Heroic Cooperation, Agentic Atmospheres, and Sacred ReStorying: A Relational Praxis for Sustainability Leadership
ABSTRACT
The Anthropocene presents a crisis of leadership that is fundamentally a crisis of human formation, yet the field of sustainability leadership lacks a coherent formative praxis to cultivate the necessary ecological reflexivity. This study addresses the gap by exploring the resonance of Charlotte Mason’s (1842-1923) relational social theory within the contemporary sustainability knowledge and practice community. Using Q methodology with 22 sustainability scholar-practitioners, the study investigates how this 19th-century philosophy can inform the challenge of leadership for sustainability. The analysis reveals three distinct approaches constituted by Mason’s social theory, arrived at through viewpoints on leadership for sustainability: heroic Cooperation, Agentic Atmospheres, and Sacred ReStorying. These empirically derived viewpoints provide the foundation for a novel, actionable framework for leadership development that is relational, pluralistic, and ecologically attuned. This research contributes a historically grounded and empirically resonant praxis to the field of critical and relational leadership studies, offering a potent alternative to conventional competency-based models.
BIOGRAPHY
Joanna Stanberry (she/her) lives in Lancaster, UK where she is the Vice Chancellor’s Sustainability Research Fellow and a postgraduate researcher at the Initiative for Leadership and Sustainability, University of Cumbria.

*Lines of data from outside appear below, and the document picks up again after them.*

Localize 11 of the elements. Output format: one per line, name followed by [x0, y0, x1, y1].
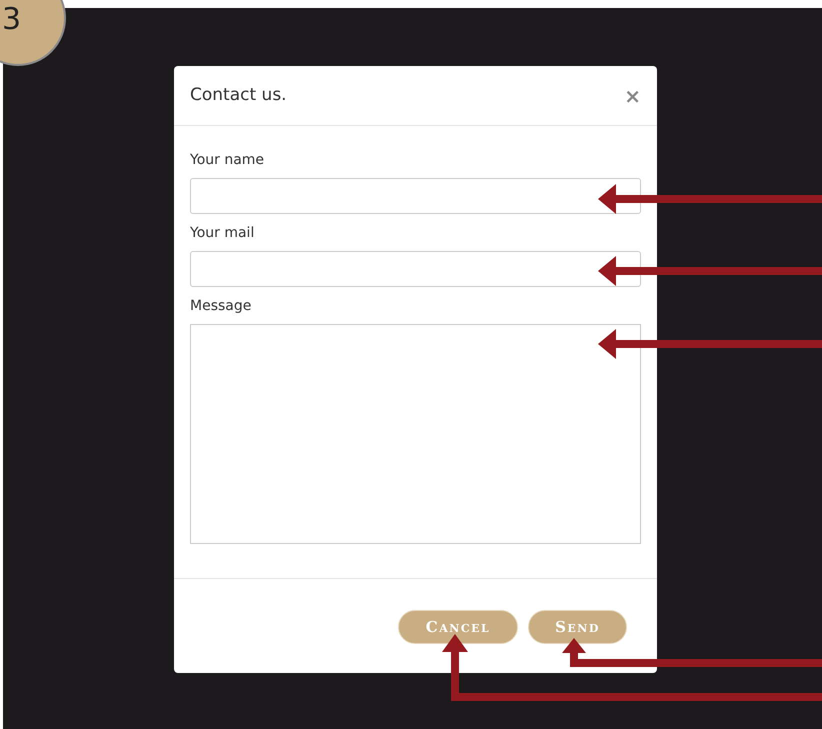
- close-button[interactable]: ×: [624, 86, 641, 106]
- message-field[interactable]: [190, 324, 641, 544]
- field-label: Your mail: [190, 224, 256, 243]
- cancel-button[interactable]: Cancel: [398, 610, 518, 644]
- dialog-title: Contact us.: [190, 84, 287, 107]
- input-field[interactable]: [190, 178, 641, 214]
- send-button[interactable]: Send: [528, 610, 627, 644]
- field-label: Message: [190, 297, 252, 316]
- input-field[interactable]: [190, 251, 641, 287]
- field-label: Your name: [190, 151, 266, 170]
- step-number: 3: [2, 5, 22, 35]
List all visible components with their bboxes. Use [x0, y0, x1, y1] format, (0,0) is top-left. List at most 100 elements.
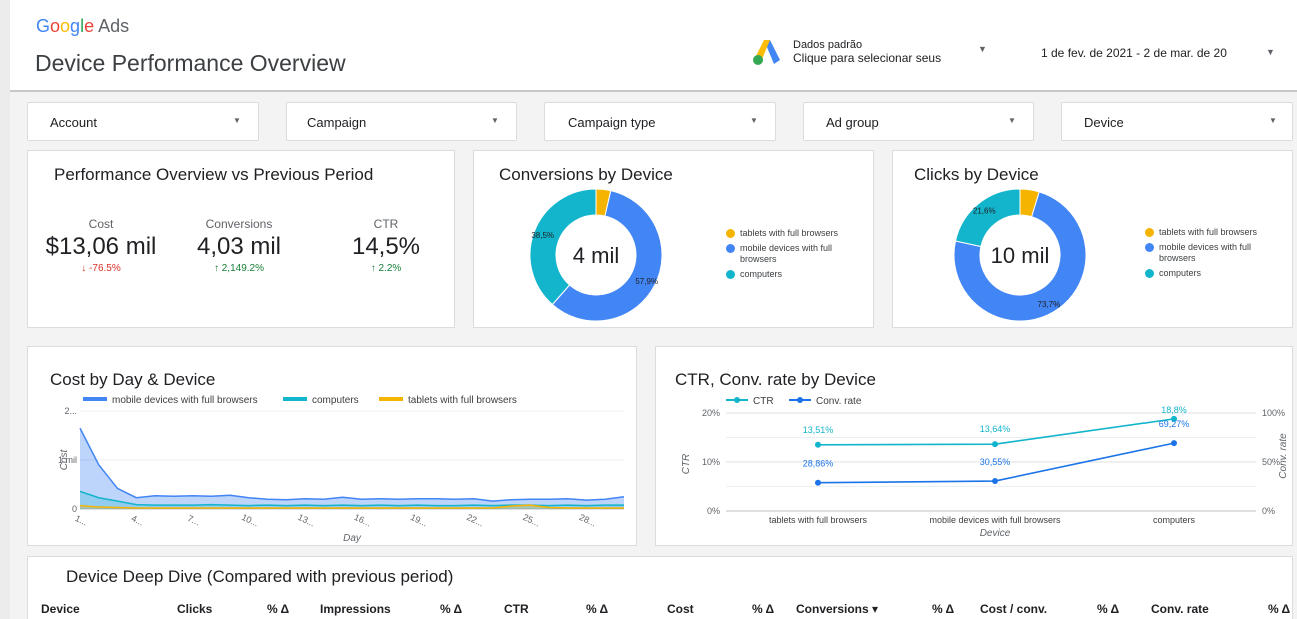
cost-area-chart[interactable]: mobile devices with full browsers compute…: [28, 347, 638, 547]
x-axis-label: Device: [980, 528, 1011, 539]
conversions-donut-chart[interactable]: 57,9% 38,5% 4 mil: [526, 185, 666, 325]
x-tick-label: mobile devices with full browsers: [929, 515, 1061, 525]
svg-text:tablets with full browsers: tablets with full browsers: [408, 395, 517, 406]
data-label: 13,51%: [803, 425, 834, 435]
kpi-conversions: Conversions 4,03 mil ↑ 2,149.2%: [196, 217, 282, 274]
legend-item[interactable]: computers: [283, 395, 359, 406]
series-line[interactable]: [79, 427, 625, 502]
legend-item[interactable]: mobile devices with full browsers: [726, 243, 866, 265]
date-range-picker[interactable]: 1 de fev. de 2021 - 2 de mar. de 20: [1041, 46, 1236, 60]
x-tick-label: 28...: [578, 512, 598, 528]
x-axis-label: Day: [343, 533, 362, 544]
data-source-hint: Clique para selecionar seus: [793, 52, 942, 65]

She has published on historical, governance, ethical, and cross-sector approaches to sustainability leadership and co-leads the Private Governance Working Group of the SDG Taskforce for the Earth System Governance Project. She is the recipient of the Donald J. Brenner Early Career Award in Q methodology. Previously, Joanna has taught at the MacArthur School of Leadership at Palm Beach Atlantic University, also working for 15 years in New York City in non-profit marketing, tech, finance, and philanthropy. She holds degrees in Organizational Leadership from Eastern University, Pennsylvania, and in Government from Claremont McKenna College in Claremont, California.